Malfunctioning control device causes fatal spike in traffic

No digital contagion has been fingered in the latest incident, said Terry Johnson, spokesman for the Tennessee Valley Authority, the public power company that runs the Browns Ferry power plant.

"The integrated control system (ICS) network is not connected to the network outside the plant, but it is connected to a very large number of controllers and devices in the plant," Johnson said. "You can end up with a lot of information, and it appears to be more than it could handle."

The device responsible for flooding the network with data appears to be a programmable logic controller (PLC) connected to the plant's Ethernet network, according to an NRC information notice on the incident (PDF). The PLC controlled Unit 3's condensate demineralizer - essentially a water softener for nuclear plants. The flood of data spewed out by the malfunctioning controller caused the variable frequency drive (VFD) controllers for the recirculation pumps to hang.

Such failures are common among PLC and supervisory control and data acquisition (SCADA) systems, because the manufacturers do not test the devices' handling of bad data, said Dale Peterson, CEO of industrial system security firm DigitalBond.

"What is happening in this marketplace is that vendors will build their own (network) stacks to make it cheaper," Peterson said. "And it works, but when (the device) gets anything that it didn't expect, it will gag."

In many cases, a simple vulnerability scan will even cause the devices to crash, Peterson said. During tests in an electrical substation, Nessus running in safe scan mode crashed devices, he said. In some cases, sending out broadcast data on the network will crash several of connected devices, he added.

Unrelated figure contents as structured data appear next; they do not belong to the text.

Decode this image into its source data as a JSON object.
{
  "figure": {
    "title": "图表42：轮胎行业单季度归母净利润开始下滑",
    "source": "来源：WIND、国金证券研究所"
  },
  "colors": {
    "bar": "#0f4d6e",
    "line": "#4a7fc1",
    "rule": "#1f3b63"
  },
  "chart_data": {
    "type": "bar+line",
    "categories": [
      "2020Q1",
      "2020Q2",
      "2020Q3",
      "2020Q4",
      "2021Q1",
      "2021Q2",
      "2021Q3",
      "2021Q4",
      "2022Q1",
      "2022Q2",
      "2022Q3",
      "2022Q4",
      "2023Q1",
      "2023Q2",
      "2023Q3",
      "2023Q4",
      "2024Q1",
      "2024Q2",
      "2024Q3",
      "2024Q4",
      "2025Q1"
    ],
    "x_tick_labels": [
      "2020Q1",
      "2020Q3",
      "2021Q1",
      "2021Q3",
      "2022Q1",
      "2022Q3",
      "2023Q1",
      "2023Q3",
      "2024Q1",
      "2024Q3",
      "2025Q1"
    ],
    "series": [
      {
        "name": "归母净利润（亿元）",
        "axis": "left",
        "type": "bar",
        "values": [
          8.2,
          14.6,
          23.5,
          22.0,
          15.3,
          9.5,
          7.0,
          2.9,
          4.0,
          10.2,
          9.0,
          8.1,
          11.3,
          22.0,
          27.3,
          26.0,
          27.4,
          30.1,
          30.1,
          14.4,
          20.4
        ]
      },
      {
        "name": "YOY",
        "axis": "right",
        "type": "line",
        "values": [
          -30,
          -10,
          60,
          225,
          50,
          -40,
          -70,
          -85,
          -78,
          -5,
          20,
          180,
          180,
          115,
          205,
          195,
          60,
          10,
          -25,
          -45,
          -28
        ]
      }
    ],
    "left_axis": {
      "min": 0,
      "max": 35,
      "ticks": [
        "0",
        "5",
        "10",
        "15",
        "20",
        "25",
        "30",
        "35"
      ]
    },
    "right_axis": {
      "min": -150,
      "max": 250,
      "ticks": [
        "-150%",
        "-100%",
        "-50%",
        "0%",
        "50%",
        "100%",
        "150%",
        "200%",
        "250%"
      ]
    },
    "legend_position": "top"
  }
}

"If you were to test any control systems that have any more than three or four different network-connected devices, they could be knocked over very easily," Peterson said.

The Browns Ferry nuclear power plant has had its share of difficulties. All three units of the plant were shutdown in 1985 due to performance and management problems, according to the NRC. Unit 2 was restarted in 1991, and Unit 3 started operating again in 1995. On Tuesday, the NRC gave the Tennessee Valley Authority permission to restart Unit 1.

The Committee on Homeland Security gave the NRC until 14 June to respond to its letter.